Cari lettori di Thriller storici e dintorni, vi portiamo in un luogo che oggi è abbandonato o comunque di difficile accesso se non interdetto, ma che in passato è stato teatro di grandi fatti storici e dove sono passati personaggi che con la Storia hanno avuto a che fare.
Andiamo in Sud America e precisamente nella Guyana Francese.
Ci addentriamo nell’Île du Diable, che insieme a Île Royale, Île Saint-Joseph compongono l’arcipelago Îles du Salut.
Tutto l’arcipelago fu l’esempio del fallimento coloniale francese: utilizzato come colonia agraria, divenne una tomba per migliaia di persone: nel giro di due anni dall’insediamento oltre 10.000 dei 12.000 coloni morirono di febbre gialla, dissenteria e altre malattie tropicali; le forti correnti marine impedivano od ostacolavano i collegamenti con il continente, rendendo così impossibile il rifornire l’isola di medicinali.
L’isola del Diavolo
L’Isola del Diavolo è la più piccola tra queste tre, impossibile da visitare – la si può sorvolare solo in elicottero e accontentarsi di vederla dall’alto – ma mantiene inalterata la sua sinistra fama.
Il nome di Isola del Diavolo venne dato nel 1763 dal governatore francese che si ispirò alle dicerie degli indigeni che credevano fosse abitata da uno spirito maligno. L’altissimo tasso di mortalità che si registrò in questa colonia francese (contrariamente al nome stesso dell’Arcipelago che, a quanto pare, di salutare non aveva proprio nulla!) rafforzò la diceria o la leggenda o l’idea che l’isola fosse maledetta. E secondo gli storici fu anche per questo che nel 1852 Napoleone III decise di trasformare l’isola in luogo di esilio, ed è rimasta tale fino al 1938.
Divenne luogo di sofferenza e di morte per oppositori politici, assassini, rivoltosi, spie e persone scomode che ben sapevano che una volta raggiunta l’isola le probabilità di uscirne vive erano pressoché nulle.
Il 30 maggio 1854 venne approvata una legge secondo la quale i detenuti dovevano restare nella Guyana Francese, dopo il loro rilascio, per un tempo uguale a quello passato ai lavori forzati; per coloro che avevano scontato pene superiori agli otto anni, la legge prevedeva che vi sarebbero dovuti rimanere per il resto della loro vita.
A questi prigionieri veniva assegnato un terreno in cui insediarsi. Con il tempo, i detenuti vennero divisi in diverse categorie a seconda del reato commesso o della pena da scontare.

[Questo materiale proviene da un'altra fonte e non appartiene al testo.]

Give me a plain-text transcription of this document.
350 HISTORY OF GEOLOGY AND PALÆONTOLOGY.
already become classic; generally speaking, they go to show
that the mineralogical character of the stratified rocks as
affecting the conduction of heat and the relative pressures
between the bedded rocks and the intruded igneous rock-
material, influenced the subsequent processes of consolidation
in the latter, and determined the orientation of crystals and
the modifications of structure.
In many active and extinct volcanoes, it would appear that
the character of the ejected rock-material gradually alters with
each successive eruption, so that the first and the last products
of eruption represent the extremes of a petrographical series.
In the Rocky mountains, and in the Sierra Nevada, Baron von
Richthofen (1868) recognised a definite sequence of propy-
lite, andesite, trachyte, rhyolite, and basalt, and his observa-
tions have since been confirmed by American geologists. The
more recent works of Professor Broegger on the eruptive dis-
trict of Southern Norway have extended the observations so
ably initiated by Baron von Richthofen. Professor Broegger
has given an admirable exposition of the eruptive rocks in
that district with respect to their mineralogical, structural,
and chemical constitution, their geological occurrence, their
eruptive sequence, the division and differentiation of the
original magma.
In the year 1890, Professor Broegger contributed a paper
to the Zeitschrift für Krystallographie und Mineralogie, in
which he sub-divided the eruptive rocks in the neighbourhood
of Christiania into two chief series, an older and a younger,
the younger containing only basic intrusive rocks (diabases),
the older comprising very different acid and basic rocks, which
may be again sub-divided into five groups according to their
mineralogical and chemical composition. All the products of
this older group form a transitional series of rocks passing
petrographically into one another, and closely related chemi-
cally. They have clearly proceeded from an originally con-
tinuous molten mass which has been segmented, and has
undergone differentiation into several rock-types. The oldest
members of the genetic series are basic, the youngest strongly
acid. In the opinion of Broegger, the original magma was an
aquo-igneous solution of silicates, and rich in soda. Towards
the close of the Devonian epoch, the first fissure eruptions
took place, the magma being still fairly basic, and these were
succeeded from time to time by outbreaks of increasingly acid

Nel 1885 la legge venne ulteriormente inasprita: anche i condannati recidivi, pur se per reati minori, venivano spediti all’Isola del Diavolo. Nella prigione venne mandato anche un piccolo gruppo di donne, detenute in altre carceri, con l’intenzione che si sposassero con gli uomini liberati e costretti a restare in Guyana Francese. La pratica si rivelò piuttosto fallimentare e venne interrotta a partire dal 1907.
Il penitenziario aveva diverse strutture, ma al contrario di ciò che si potrebbe pensare, non necessitava di molte guardie: l’isola era un’intricata foresta piena di animali letali come ragni, piranha, formiche e serpenti; se poi qualche fortunato fosse riuscito a raggiungere la costa veniva ucciso dagli indigeni locali o divorato in acqua dagli squali che ancora oggi si affollano lungo le coste.
Dall’Isola del Diavolo (nome con cui poi si è identificato l’intero arcipelago) la fuga era praticamente impossibile e lo dimostrarono i soli 2.000 sopravvissuti su 80.000 prigionieri condannati ai lavori forzati dal governo francese. Un motto molto usato dai direttori e le guardie della intera colonia era:
Abbiamo due guardiani: la giungla e il mare; se non sarete mangiati dagli squali o le formiche non spolperanno le vostre ossa presto verrete a mendicare di tornare in cella!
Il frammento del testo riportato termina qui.